"A Smattering of Intelligence" was the final episode in season two of the American television series M*A*S*H. It first aired on March 2, 1974. The character of Lieutenant Colonel Sam Flagg (played by Edward Winter) was first introduced by name in this episode.  Winter portrayed a similar character called Captain Halloran eleven episodes earlier in "Deal Me Out", and the two are implied in "Quo Vadis, Captain Chandler?" to have been one and the same. Flagg has any number of aliases.

Overview
After a helicopter crash at the 4077 M*A*S*H the only casualty is the infamous LTC (Lieutenant Colonel) Flagg who is laid up at the 4077th with a broken arm.  He reveals that he suspects a security leak in the camp and will be investigating, presenting LTC Henry Blake with a number of aliases and demanding his full cooperation.  Meanwhile, Hawkeye and Trapper John meet Trapper's friend Captain Pratt, who is an Army Intelligence officer. Pratt is undercover at the hospital to see what Flagg is up to, suspecting that Flagg had ordered the helicopter to crash and then broke his own arm in order to "infiltrate" the 4077th. Pratt explains his presence in the camp to Frank Burns by saying that the US Army Engineers are thinking of making MASHes amphibious—a story Frank gullibly believes.  Pratt also blackmails Henry into cooperating with him by showing him evidence of his numerous marital infidelities while in the US.  Soon the two spies are after each other, and Hawkeye and Trapper John decide to have some fun by tricking both spies into going after Major Frank Burns, making Pratt believe Burns is a right wing fascist and making Flagg believe Burns is a left wing communist.

Notes 
In episode 3.23 when Lieutenant Colonel Flagg appears, Hawkeye and Trapper remark on how the last time he was at the 4077th, Flagg not only broke his own arm {seen in this episode} but rigged a jeep to run over himself—this last incident is not in this episode but did appear in Episode 2.13, Flagg's/Halloran's first appearance, which includes a minor plot about a local man ("Whiplash Wang") who throws himself in front of U.S. Army vehicles to feign injury for profit; in this episode, Flagg similarly intentionally injures himself with an Army vehicle to advance his investigation.

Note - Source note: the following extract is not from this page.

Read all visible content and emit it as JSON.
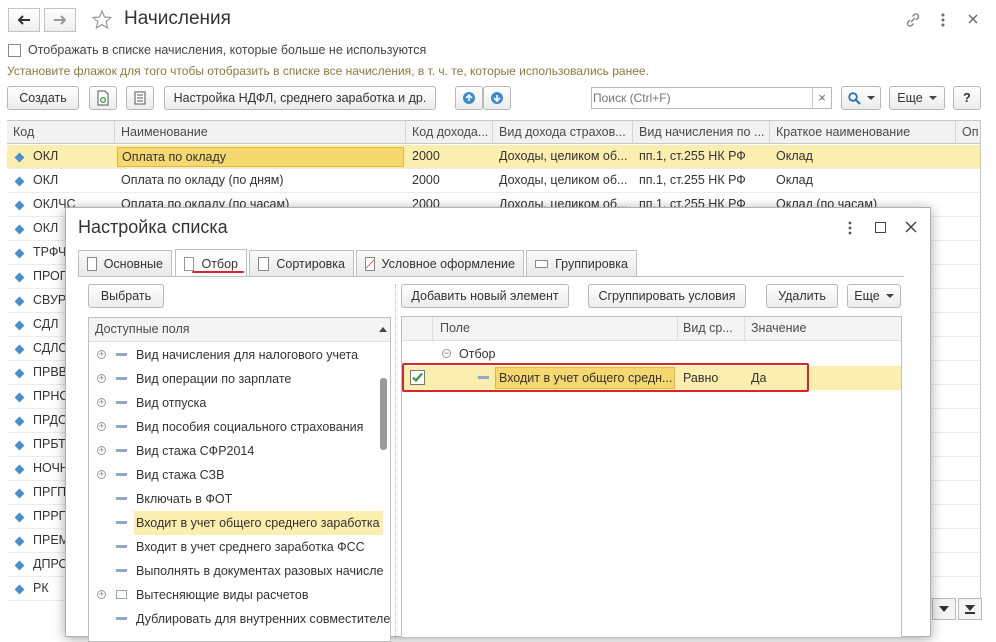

An anachronism appears in this episode. As Radar pretends to be asleep when Flagg leaves Henry's office, a copy of Avengers (vol. 1) #60 can be seen on his chest, which was not published until 1968.
At the end of the episode's second act, Pratt takes pictures of the "Swamp" with a spy camera; the final scene (commonly deleted in syndication) has Flagg narrating over slides of various characters and recommending further observation of the 4077th.
The season 4 episode "The Late Captain Pierce" features a character named Captain Pratt, but is a different character from the Pratt in this episode.